First Person Singular by Haruki Murakami

June 20, 2021

First Person Singular felt a bit different from the rest of Murakami’s works. I can’t really put my finger on exactly why just yet, but let me try to get at the essence of what I think I read.

This collection of stories had a big emphasis on reminiscing? The characters were all very similar, both to each other and I guess to Murakami’s usual characters as a whole: some vague, painfully average male, though there were some variation in ages, I don’t think it made a big difference in terms of their personalities.

In most of the stories, secondary characters were usually just recalled from the protagonist’s memory and served primarily as backdrops. More often then not, these were female characters. Now, this point has been brought up over and over again, that Murakami’s female characters are little more than just two-dimensional plot points. He has some well-written ones, sure, but I think the vast majority (especially in this collection) of them are not fantastic.

I have mixed feelings about whether or not this is ok. On one hand, I don’t love it, just because of, well, the way that it is, but on the other hand, I don’t see why it’s not ok? He is writing from a narrow point of view, but that seems fine? I haven't really thought this through and am still trying to formulate an opinion.

In the case of these stories, I found myself “resonating” with a number of passages (not necessarily with entire stories). I think because they are written from a first person POV, it makes a lot more sense for characters to not be fleshed out. Multiple stories are focused around this idea of past connections being irreversibly lost, with time usually being the main factor. So it makes sense to me that these characters serve as nothing more than context, and I think I understand the “blurriness” that accompanied many of the stories (if that makes sense).

I think I mainly focus on the writing and ideas behind these stories. They don’t hold much in the way of a substantial plot, but there are fragments that I think are worth examining closer.

I’ve read a lot of Murakami’s writing at this point, and this collection kind of feels like a winding down. It feels like it was written by someone getting older and taking a step away to look back on life and what’s happened.

So yeah.

Quotes

“Your brain is made to think about difficult things. To help you get to a point where you understand something that you didn’t understand at first. And that becomes the cream of your life. The rest is boring and worthless. That was what the gray-haired old man told me. On a cloudy Sunday afternoon in late autumn, on top of a mountain in Kobe, as I clutched a small bouquet of red flowers. And even now, whenever something disturbing happens to me, I ponder again that special circle, and the boring and the worthless. And the unique cream that must be there, deep inside me.”

“Had she vanished, like smoke? Or, on that early-autumn afternoon, had I seen not a real person but a vision of some kind?

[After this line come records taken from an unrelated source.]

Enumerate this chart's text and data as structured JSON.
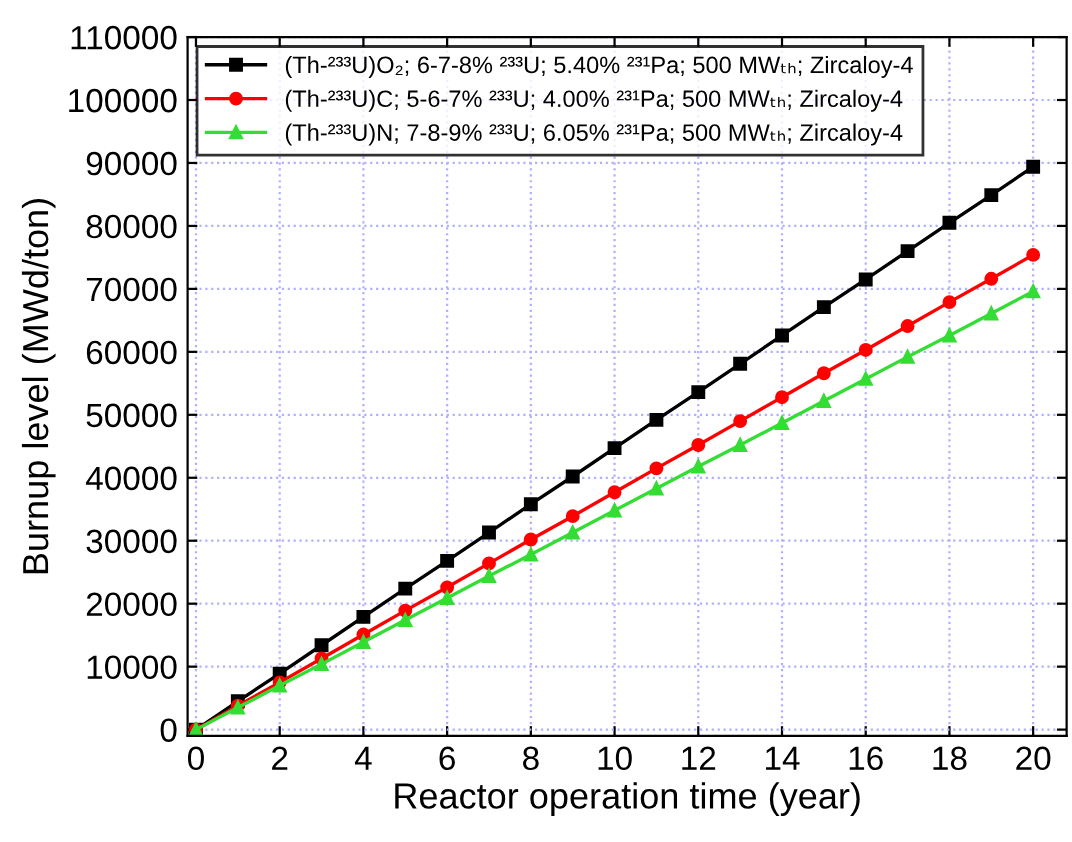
{
  "chart_data": {
    "type": "line",
    "xlabel": "Reactor operation time (year)",
    "ylabel": "Burnup level (MWd/ton)",
    "x": [
      0,
      1,
      2,
      3,
      4,
      5,
      6,
      7,
      8,
      9,
      10,
      11,
      12,
      13,
      14,
      15,
      16,
      17,
      18,
      19,
      20
    ],
    "series": [
      {
        "name": "(Th-²³³U)O₂; 6-7-8% ²³³U; 5.40% ²³¹Pa; 500 MWₜₕ; Zircaloy-4",
        "color": "#000000",
        "marker": "square",
        "values": [
          0,
          4500,
          8900,
          13400,
          17900,
          22400,
          26800,
          31300,
          35800,
          40200,
          44700,
          49200,
          53600,
          58100,
          62600,
          67100,
          71500,
          76000,
          80500,
          84900,
          89400
        ]
      },
      {
        "name": "(Th-²³³U)C; 5-6-7% ²³³U; 4.00% ²³¹Pa; 500 MWₜₕ; Zircaloy-4",
        "color": "#ff0000",
        "marker": "circle",
        "values": [
          0,
          3800,
          7500,
          11300,
          15100,
          18900,
          22600,
          26400,
          30200,
          33900,
          37700,
          41500,
          45200,
          49000,
          52800,
          56600,
          60300,
          64100,
          67900,
          71600,
          75400
        ]
      },
      {
        "name": "(Th-²³³U)N; 7-8-9% ²³³U; 6.05% ²³¹Pa; 500 MWₜₕ; Zircaloy-4",
        "color": "#33dd33",
        "marker": "triangle",
        "values": [
          0,
          3500,
          7000,
          10400,
          13900,
          17400,
          20900,
          24400,
          27800,
          31300,
          34800,
          38300,
          41800,
          45200,
          48700,
          52200,
          55700,
          59200,
          62600,
          66100,
          69600
        ]
      }
    ],
    "xlim": [
      -0.2,
      20.8
    ],
    "xticks": [
      0,
      2,
      4,
      6,
      8,
      10,
      12,
      14,
      16,
      18,
      20
    ],
    "ylim": [
      -1000,
      110000
    ],
    "yticks": [
      0,
      10000,
      20000,
      30000,
      40000,
      50000,
      60000,
      70000,
      80000,
      90000,
      100000,
      110000
    ],
    "grid": true,
    "legend": "top left",
    "line_style": "solid"
  }
}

Perhaps I had idealized her in my mind at the instant that we passed each other, to the point where even if I actually saw her again I wouldn’t recognize her?”

“I believe that love is the indispensable fuel that allows us to go on living. Someday that love may end. Or it may never amount to anything. But even if love fades away, even if it’s unrequited, you can still hold on to the memory of having loved someone, of having fallen in love with someone. And that’s a valuable source of warmth. Without that heat source a person’s heart—and a monkey’s heart, too—would turn into a bitterly cold, barren wasteland. A place where not a ray of sunlight falls, where the wildflowers of peace, the trees of hope, have no chance to grow.”